Its not a good idea to expect a player to use their supporter to remove a tool because they can't play any other card. Based on the data presented, Greninja is top because its ability to wreck everything not using Garbodor and the only other deck using it is Scizor EX, which Volcanion EX doesn't care about. In every other matchup it wins. Even with Garbodor up, Volcanion can keep up with M Mewtwo. Part of the reason is tools are too powerful and were made for a format where tool removal was common. Now we don't have them and these overpowered tools are left unchecked. We need a way to remove them. The way we do it should be a one for one item card.

I cant want for the new Giratina though.
 
Beedrill EX has a single colorless energy attack that lets you discard two of your opponent's tools.

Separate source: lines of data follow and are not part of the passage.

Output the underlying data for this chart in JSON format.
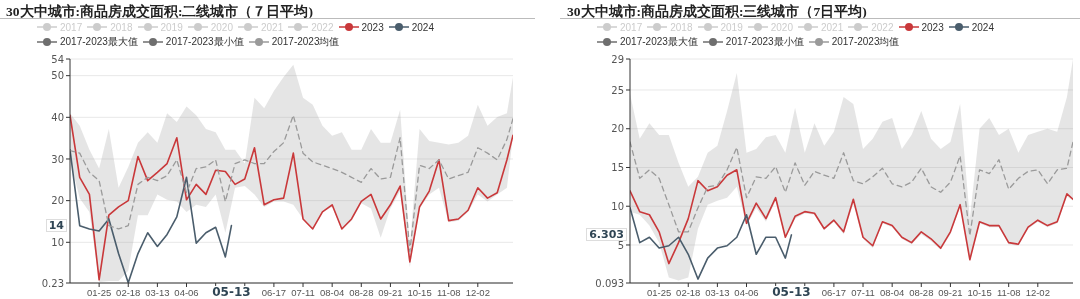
{
  "chart_data": [
    {
      "type": "line",
      "title": "30大中城市:商品房成交面积:二线城市（７日平均)",
      "legend": "top",
      "grid": "y",
      "marker": "none",
      "x": [
        "--01-01",
        "--01-09",
        "--01-17",
        "--01-25",
        "--02-02",
        "--02-10",
        "--02-18",
        "--02-26",
        "--03-05",
        "--03-13",
        "--03-21",
        "--03-29",
        "--04-06",
        "--04-14",
        "--04-22",
        "--04-30",
        "--05-08",
        "--05-16",
        "--05-24",
        "--06-01",
        "--06-09",
        "--06-17",
        "--06-25",
        "--07-03",
        "--07-11",
        "--07-19",
        "--07-27",
        "--08-04",
        "--08-12",
        "--08-20",
        "--08-28",
        "--09-05",
        "--09-13",
        "--09-21",
        "--09-29",
        "--10-07",
        "--10-15",
        "--10-23",
        "--10-31",
        "--11-08",
        "--11-16",
        "--11-24",
        "--12-02",
        "--12-10",
        "--12-18",
        "--12-26",
        "--12-31"
      ],
      "xlim": [
        "--01-01",
        "--12-31"
      ],
      "xticks": [
        {
          "value": "--01-25",
          "label": "01-25"
        },
        {
          "value": "--02-18",
          "label": "02-18"
        },
        {
          "value": "--03-13",
          "label": "03-13"
        },
        {
          "value": "--04-06",
          "label": "04-06"
        },
        {
          "value": "--04-30",
          "label": null
        },
        {
          "value": "--05-24",
          "label": null
        },
        {
          "value": "--06-17",
          "label": "06-17"
        },
        {
          "value": "--07-11",
          "label": "07-11"
        },
        {
          "value": "--08-04",
          "label": "08-04"
        },
        {
          "value": "--08-28",
          "label": "08-28"
        },
        {
          "value": "--09-21",
          "label": "09-21"
        },
        {
          "value": "--10-15",
          "label": "10-15"
        },
        {
          "value": "--11-08",
          "label": "11-08"
        },
        {
          "value": "--12-02",
          "label": "12-02"
        }
      ],
      "ylim": [
        0.23,
        54
      ],
      "yticks": [
        0.23,
        10,
        20,
        30,
        40,
        50,
        54
      ],
      "annotations": [
        "14",
        "05-13"
      ],
      "series": [
        {
          "name": "2017",
          "color": "#cccccc",
          "values": [
            null,
            null,
            null,
            null,
            null,
            null,
            null,
            null,
            null,
            null,
            null,
            null,
            null,
            null,
            null,
            null,
            null,
            null,
            null,
            null,
            null,
            null,
            null,
            null,
            null,
            null,
            null,
            null,
            null,
            null,
            null,
            null,
            null,
            null,
            null,
            null,
            null,
            null,
            null,
            null,
            null,
            null,
            null,
            null,
            null,
            null,
            null
          ]
        },
        {
          "name": "2018",
          "color": "#cccccc",
          "values": [
            null,
            null,
            null,
            null,
            null,
            null,
            null,
            null,
            null,
            null,
            null,
            null,
            null,
            null,
            null,
            null,
            null,
            null,
            null,
            null,
            null,
            null,
            null,
            null,
            null,
            null,
            null,
            null,
            null,
            null,
            null,
            null,
            null,
            null,
            null,
            null,
            null,
            null,
            null,
            null,
            null,
            null,
            null,
            null,
            null,
            null,
            null
          ]
        },
        {
          "name": "2019",
          "color": "#cccccc",
          "values": [
            null,
            null,
            null,
            null,
            null,
            null,
            null,
            null,
            null,
            null,
            null,
            null,
            null,
            null,
            null,
            null,
            null,
            null,
            null,
            null,
            null,
            null,
            null,
            null,
            null,
            null,
            null,
            null,
            null,
            null,
            null,
            null,
            null,
            null,
            null,
            null,
            null,
            null,
            null,
            null,
            null,
            null,
            null,
            null,
            null,
            null,
            null
          ]
        },
        {
          "name": "2020",
          "color": "#cccccc",
          "values": [
            null,
            null,
            null,
            null,
            null,
            null,
            null,
            null,
            null,
            null,
            null,
            null,
            null,
            null,
            null,
            null,
            null,
            null,
            null,
            null,
            null,
            null,
            null,
            null,
            null,
            null,
            null,
            null,
            null,
            null,
            null,
            null,
            null,
            null,
            null,
            null,
            null,
            null,
            null,
            null,
            null,
            null,
            null,
            null,
            null,
            null,
            null
          ]
        },
        {
          "name": "2021",
          "color": "#cccccc",
          "values": [
            null,
            null,
            null,
            null,
            null,
            null,
            null,
            null,
            null,
            null,
            null,
            null,
            null,
            null,
            null,
            null,
            null,
            null,
            null,
            null,
            null,
            null,
            null,
            null,
            null,
            null,
            null,
            null,
            null,
            null,
            null,
            null,
            null,
            null,
            null,
            null,
            null,
            null,
            null,
            null,
            null,
            null,
            null,
            null,
            null,
            null,
            null
          ]
        },
        {
          "name": "2022",
          "color": "#cccccc",
          "values": [
            null,
            null,
            null,
            null,
            null,
            null,
            null,
            null,
            null,
            null,
            null,
            null,
            null,
            null,
            null,
            null,
            null,
            null,
            null,
            null,
            null,
            null,
            null,
            null,
            null,
            null,
            null,
            null,
            null,
            null,
            null,
            null,
            null,
            null,
            null,
            null,
            null,
            null,
            null,
            null,
            null,
            null,
            null,
            null,
            null,
            null,
            null
          ]
        },
        {
          "name": "2023",
          "color": "#c9383a",
          "values": [
            40.5,
            25.6,
            21.5,
            1,
            16.5,
            18.5,
            20,
            30.6,
            24.8,
            26.8,
            28.9,
            35.1,
            20.2,
            23.9,
            21.5,
            27.3,
            27,
            23.9,
            25.2,
            32.7,
            19,
            20.2,
            20.6,
            31.4,
            15.6,
            13.2,
            17.3,
            19,
            13.2,
            15.6,
            19.8,
            21.5,
            15.6,
            19,
            23.5,
            5.3,
            18.5,
            22.3,
            29.8,
            15.2,
            15.6,
            17.7,
            23.1,
            20.6,
            21.9,
            29.8,
            35.7
          ]
        },
        {
          "name": "2024",
          "color": "#4a5d6c",
          "x": [
            "--01-01",
            "--01-09",
            "--01-17",
            "--01-25",
            "--02-02",
            "--02-10",
            "--02-18",
            "--02-26",
            "--03-05",
            "--03-13",
            "--03-21",
            "--03-29",
            "--04-06",
            "--04-14",
            "--04-22",
            "--04-30",
            "--05-08",
            "--05-13"
          ],
          "values": [
            32.2,
            14,
            13.2,
            12.7,
            15.6,
            7.3,
            0.3,
            7.3,
            12.3,
            9,
            11.9,
            16.1,
            25.6,
            9.8,
            12.3,
            13.6,
            6.5,
            14
          ]
        },
        {
          "name": "2017-2023最大值",
          "color": "#6e6e6e",
          "values": [
            null,
            null,
            null,
            null,
            null,
            null,
            null,
            null,
            null,
            null,
            null,
            null,
            null,
            null,
            null,
            null,
            null,
            null,
            null,
            null,
            null,
            null,
            null,
            null,
            null,
            null,
            null,
            null,
            null,
            null,
            null,
            null,
            null,
            null,
            null,
            null,
            null,
            null,
            null,
            null,
            null,
            null,
            null,
            null,
            null,
            null,
            null
          ]
        },
        {
          "name": "2017-2023最小值",
          "color": "#6e6e6e",
          "values": [
            null,
            null,
            null,
            null,
            null,
            null,
            null,
            null,
            null,
            null,
            null,
            null,
            null,
            null,
            null,
            null,
            null,
            null,
            null,
            null,
            null,
            null,
            null,
            null,
            null,
            null,
            null,
            null,
            null,
            null,
            null,
            null,
            null,
            null,
            null,
            null,
            null,
            null,
            null,
            null,
            null,
            null,
            null,
            null,
            null,
            null,
            null
          ]
        },
        {
          "name": "2017-2023均值",
          "color": "#9a9a9a",
          "line_style": "dashed",
          "upper": [
            41,
            38,
            32.2,
            27.7,
            37.2,
            23.1,
            28.1,
            33.9,
            36.4,
            33.9,
            41,
            38.9,
            42.6,
            40.5,
            37.2,
            36.4,
            32.2,
            32.2,
            28.9,
            44.7,
            42.2,
            46.3,
            49.7,
            52.6,
            44.7,
            43,
            38,
            35.6,
            36.4,
            32.2,
            32.2,
            37.2,
            33.9,
            33.9,
            41.8,
            9,
            37.2,
            34.3,
            33.9,
            33.5,
            33.9,
            35.6,
            43,
            38,
            40.1,
            41,
            49.7
          ],
          "lower": [
            29.8,
            20.6,
            17.3,
            0.5,
            0.7,
            0.7,
            3.2,
            16.5,
            16.5,
            21.5,
            20.2,
            19.8,
            17.3,
            19,
            18.5,
            21.5,
            12.3,
            23.1,
            23.5,
            21.5,
            18.5,
            19.8,
            19.8,
            19,
            15.6,
            13.2,
            17.3,
            18.5,
            13.2,
            15.2,
            19.4,
            18.1,
            11.1,
            18.1,
            22.3,
            4,
            18.1,
            21.5,
            23.1,
            14.8,
            15.2,
            17.3,
            21.5,
            19.8,
            21.5,
            23.1,
            35.6
          ],
          "values": [
            32,
            31.4,
            26.8,
            24.8,
            14,
            13.2,
            14,
            23.9,
            25.6,
            24.8,
            26,
            29.8,
            21.9,
            27.7,
            28.1,
            29.8,
            19.8,
            28.9,
            29.8,
            28.9,
            28.9,
            31.8,
            33.9,
            40.5,
            31.4,
            29.3,
            28.5,
            27.7,
            26.8,
            25.6,
            24.4,
            27.7,
            25.2,
            25.6,
            35.1,
            7.8,
            28.5,
            27.7,
            29.8,
            25.2,
            26,
            26.8,
            32.7,
            31.4,
            29.8,
            34.7,
            39.7
          ]
        }
      ]
    },
    {
      "type": "line",
      "title": "30大中城市:商品房成交面积:三线城市（7日平均)",
      "legend": "top",
      "grid": "y",
      "marker": "none",
      "x": [
        "--01-01",
        "--01-09",
        "--01-17",
        "--01-25",
        "--02-02",
        "--02-10",
        "--02-18",
        "--02-26",
        "--03-05",
        "--03-13",
        "--03-21",
        "--03-29",
        "--04-06",
        "--04-14",
        "--04-22",
        "--04-30",
        "--05-08",
        "--05-16",
        "--05-24",
        "--06-01",
        "--06-09",
        "--06-17",
        "--06-25",
        "--07-03",
        "--07-11",
        "--07-19",
        "--07-27",
        "--08-04",
        "--08-12",
        "--08-20",
        "--08-28",
        "--09-05",
        "--09-13",
        "--09-21",
        "--09-29",
        "--10-07",
        "--10-15",
        "--10-23",
        "--10-31",
        "--11-08",
        "--11-16",
        "--11-24",
        "--12-02",
        "--12-10",
        "--12-18",
        "--12-26",
        "--12-31"
      ],
      "xlim": [
        "--01-01",
        "--12-31"
      ],
      "xticks": [
        {
          "value": "--01-25",
          "label": "01-25"
        },
        {
          "value": "--02-18",
          "label": "02-18"
        },
        {
          "value": "--03-13",
          "label": "03-13"
        },
        {
          "value": "--04-06",
          "label": "04-06"
        },
        {
          "value": "--04-30",
          "label": null
        },
        {
          "value": "--05-24",
          "label": null
        },
        {
          "value": "--06-17",
          "label": "06-17"
        },
        {
          "value": "--07-11",
          "label": "07-11"
        },
        {
          "value": "--08-04",
          "label": "08-04"
        },
        {
          "value": "--08-28",
          "label": "08-28"
        },
        {
          "value": "--09-21",
          "label": "09-21"
        },
        {
          "value": "--10-15",
          "label": "10-15"
        },
        {
          "value": "--11-08",
          "label": "11-08"
        },
        {
          "value": "--12-02",
          "label": "12-02"
        }
      ],
      "ylim": [
        0.093,
        29
      ],
      "yticks": [
        0.093,
        5,
        10,
        15,
        20,
        25,
        29
      ],
      "annotations": [
        "6.303",
        "05-13"
      ],
      "series": [
        {
          "name": "2017",
          "color": "#cccccc",
          "values": [
            null,
            null,
            null,
            null,
            null,
            null,
            null,
            null,
            null,
            null,
            null,
            null,
            null,
            null,
            null,
            null,
            null,
            null,
            null,
            null,
            null,
            null,
            null,
            null,
            null,
            null,
            null,
            null,
            null,
            null,
            null,
            null,
            null,
            null,
            null,
            null,
            null,
            null,
            null,
            null,
            null,
            null,
            null,
            null,
            null,
            null,
            null
          ]
        },
        {
          "name": "2018",
          "color": "#cccccc",
          "values": [
            null,
            null,
            null,
            null,
            null,
            null,
            null,
            null,
            null,
            null,
            null,
            null,
            null,
            null,
            null,
            null,
            null,
            null,
            null,
            null,
            null,
            null,
            null,
            null,
            null,
            null,
            null,
            null,
            null,
            null,
            null,
            null,
            null,
            null,
            null,
            null,
            null,
            null,
            null,
            null,
            null,
            null,
            null,
            null,
            null,
            null,
            null
          ]
        },
        {
          "name": "2019",
          "color": "#cccccc",
          "values": [
            null,
            null,
            null,
            null,
            null,
            null,
            null,
            null,
            null,
            null,
            null,
            null,
            null,
            null,
            null,
            null,
            null,
            null,
            null,
            null,
            null,
            null,
            null,
            null,
            null,
            null,
            null,
            null,
            null,
            null,
            null,
            null,
            null,
            null,
            null,
            null,
            null,
            null,
            null,
            null,
            null,
            null,
            null,
            null,
            null,
            null,
            null
          ]
        },
        {
          "name": "2020",
          "color": "#cccccc",
          "values": [
            null,
            null,
            null,
            null,
            null,
            null,
            null,
            null,
            null,
            null,
            null,
            null,
            null,
            null,
            null,
            null,
            null,
            null,
            null,
            null,
            null,
            null,
            null,
            null,
            null,
            null,
            null,
            null,
            null,
            null,
            null,
            null,
            null,
            null,
            null,
            null,
            null,
            null,
            null,
            null,
            null,
            null,
            null,
            null,
            null,
            null,
            null
          ]
        },
        {
          "name": "2021",
          "color": "#cccccc",
          "values": [
            null,
            null,
            null,
            null,
            null,
            null,
            null,
            null,
            null,
            null,
            null,
            null,
            null,
            null,
            null,
            null,
            null,
            null,
            null,
            null,
            null,
            null,
            null,
            null,
            null,
            null,
            null,
            null,
            null,
            null,
            null,
            null,
            null,
            null,
            null,
            null,
            null,
            null,
            null,
            null,
            null,
            null,
            null,
            null,
            null,
            null,
            null
          ]
        },
        {
          "name": "2022",
          "color": "#cccccc",
          "values": [
            null,
            null,
            null,
            null,
            null,
            null,
            null,
            null,
            null,
            null,
            null,
            null,
            null,
            null,
            null,
            null,
            null,
            null,
            null,
            null,
            null,
            null,
            null,
            null,
            null,
            null,
            null,
            null,
            null,
            null,
            null,
            null,
            null,
            null,
            null,
            null,
            null,
            null,
            null,
            null,
            null,
            null,
            null,
            null,
            null,
            null,
            null
          ]
        },
        {
          "name": "2023",
          "color": "#c9383a",
          "values": [
            12,
            9.3,
            8.9,
            6.7,
            2.6,
            5.3,
            8.4,
            13.3,
            12,
            12.5,
            14,
            14.7,
            7.8,
            10.4,
            8.4,
            11.1,
            6,
            8.7,
            9.3,
            9.1,
            7.1,
            8.2,
            6.7,
            10.9,
            6,
            4.9,
            8,
            7.5,
            6,
            5.3,
            6.7,
            5.8,
            4.6,
            6.7,
            10.2,
            3.1,
            8,
            7.5,
            7.5,
            5.3,
            5.1,
            7.3,
            8.2,
            7.5,
            8,
            11.6,
            10.9
          ]
        },
        {
          "name": "2024",
          "color": "#4a5d6c",
          "x": [
            "--01-01",
            "--01-09",
            "--01-17",
            "--01-25",
            "--02-02",
            "--02-10",
            "--02-18",
            "--02-26",
            "--03-05",
            "--03-13",
            "--03-21",
            "--03-29",
            "--04-06",
            "--04-14",
            "--04-22",
            "--04-30",
            "--05-08",
            "--05-13"
          ],
          "values": [
            9.8,
            5.3,
            6,
            4.6,
            4.9,
            6,
            3.8,
            0.6,
            3.3,
            4.6,
            4.9,
            6,
            8.9,
            3.8,
            6,
            6,
            3.3,
            6.3
          ]
        },
        {
          "name": "2017-2023最大值",
          "color": "#6e6e6e",
          "values": [
            null,
            null,
            null,
            null,
            null,
            null,
            null,
            null,
            null,
            null,
            null,
            null,
            null,
            null,
            null,
            null,
            null,
            null,
            null,
            null,
            null,
            null,
            null,
            null,
            null,
            null,
            null,
            null,
            null,
            null,
            null,
            null,
            null,
            null,
            null,
            null,
            null,
            null,
            null,
            null,
            null,
            null,
            null,
            null,
            null,
            null,
            null
          ]
        },
        {
          "name": "2017-2023最小值",
          "color": "#6e6e6e",
          "values": [
            null,
            null,
            null,
            null,
            null,
            null,
            null,
            null,
            null,
            null,
            null,
            null,
            null,
            null,
            null,
            null,
            null,
            null,
            null,
            null,
            null,
            null,
            null,
            null,
            null,
            null,
            null,
            null,
            null,
            null,
            null,
            null,
            null,
            null,
            null,
            null,
            null,
            null,
            null,
            null,
            null,
            null,
            null,
            null,
            null,
            null,
            null
          ]
        },
        {
          "name": "2017-2023均值",
          "color": "#9a9a9a",
          "line_style": "dashed",
          "upper": [
            24.5,
            18.7,
            20.7,
            19.2,
            19.2,
            15.6,
            12.5,
            13.8,
            16.9,
            17.8,
            22.3,
            27.2,
            16.9,
            17.4,
            18.9,
            19.2,
            16.9,
            22.7,
            16.9,
            20.7,
            17.8,
            19.6,
            24.1,
            23.2,
            17.4,
            18.7,
            20.9,
            21.4,
            17.4,
            19.2,
            22.3,
            18.7,
            17.4,
            18.3,
            23.2,
            8.4,
            20,
            21.4,
            19.2,
            20,
            16.9,
            19.2,
            19.6,
            20,
            19.6,
            24.1,
            29
          ],
          "lower": [
            9.3,
            8.9,
            7.5,
            5.3,
            0.8,
            0.4,
            0.8,
            7.1,
            10.2,
            10.7,
            11.1,
            12.5,
            7.5,
            9.8,
            8,
            10.7,
            5.8,
            8.4,
            9.1,
            8.9,
            6.9,
            8,
            6.4,
            10.4,
            5.8,
            4.6,
            7.8,
            7.3,
            5.8,
            5.1,
            6.4,
            5.5,
            4.4,
            6.4,
            10,
            2.9,
            7.8,
            7.3,
            7.3,
            5.1,
            4.9,
            7.1,
            8,
            7.3,
            7.8,
            11.3,
            10.7
          ],
          "values": [
            18.3,
            13.6,
            14.7,
            13.6,
            10.2,
            6.7,
            6.7,
            9.8,
            12.5,
            12.7,
            14.7,
            17.6,
            11.1,
            13.8,
            13.6,
            15.1,
            11.8,
            15.6,
            12.7,
            14.5,
            14,
            13.6,
            16.9,
            13.3,
            12.9,
            13.8,
            14.9,
            12.9,
            12.5,
            13.1,
            14.9,
            12.5,
            11.8,
            13.1,
            16.5,
            6.2,
            14.7,
            14.2,
            16,
            12.2,
            13.6,
            14.5,
            14.7,
            12.9,
            14.7,
            14.9,
            18.3
          ]
        }
      ]
    }
  ]
}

Greninja and Volcanion aren't good just because of Balloons and FFB's. There is a lot more to these cards than just those peripherals. The guys sitting around at Pokemon headquarters locked up in windowless rooms specifically, intentionally designed several features into these cards to make them superior. There is no doubt in my mind that when they built Greninja and Volcanion, they did so 100% with the intent of building top tier, dominant decks.

BTW I have pretty overwhelming evidence from the past two months supporting that Flareon EX is the best partner with Volcanion EX. The Flareon EX Volcanion EX combo went 9-2 against me in September and 3-0 against me in October (Volcanion without Flareon EX went 5 and 13 against me in October (28%)). My own Flareon EX / Volcanion EX deck went 43 and 18 in October (70%).
 
Beedrill EX has a single colorless energy attack that lets you discard two of your opponent's tools.

Greninja and Volcanion aren't good just because of Balloons and FFB's. There is a lot more to these cards than just those peripherals. The guys sitting around at Pokemon headquarters locked up in windowless rooms specifically, intentionally designed several features into these cards to make them superior. There is no doubt in my mind that when they built Greninja and Volcanion, they did so 100% with the intent of building top tier, dominant decks.

BTW I have pretty overwhelming evidence from the past two months supporting that Flareon EX is the best partner with Volcanion EX. The Flareon EX Volcanion EX combo went 9-2 against me in September and 3-0 against me in October (Volcanion without Flareon EX went 5 and 13 against me in October (28%)). My own Flareon EX / Volcanion EX deck went 43 and 18 in October (70%).

I do agree Volcanion needs Flareon EX. It just can explode quickly and can equalizes. FFB lets the 130 HP Volcanion tank hits it wouldn't have been able to, letting them survive another turn. This is a pretty big deal since they can hit an EX or KO one, which ruins the Prize trade. The ability to take a hit and accelerate energy is part of the success. A lot of Pokemon can hit 130 damage.
 
So a quick update for the first 2 weeks: Scizor, Yveltal EX, and Rainbow Road are tops against me so far this month. Greninja has completely gone back to being irrelevant, and it's taken 2 months, but it's finally happened: Garbodor has arrived in force. I've seen a ton of Garbodor over the past 2 weeks.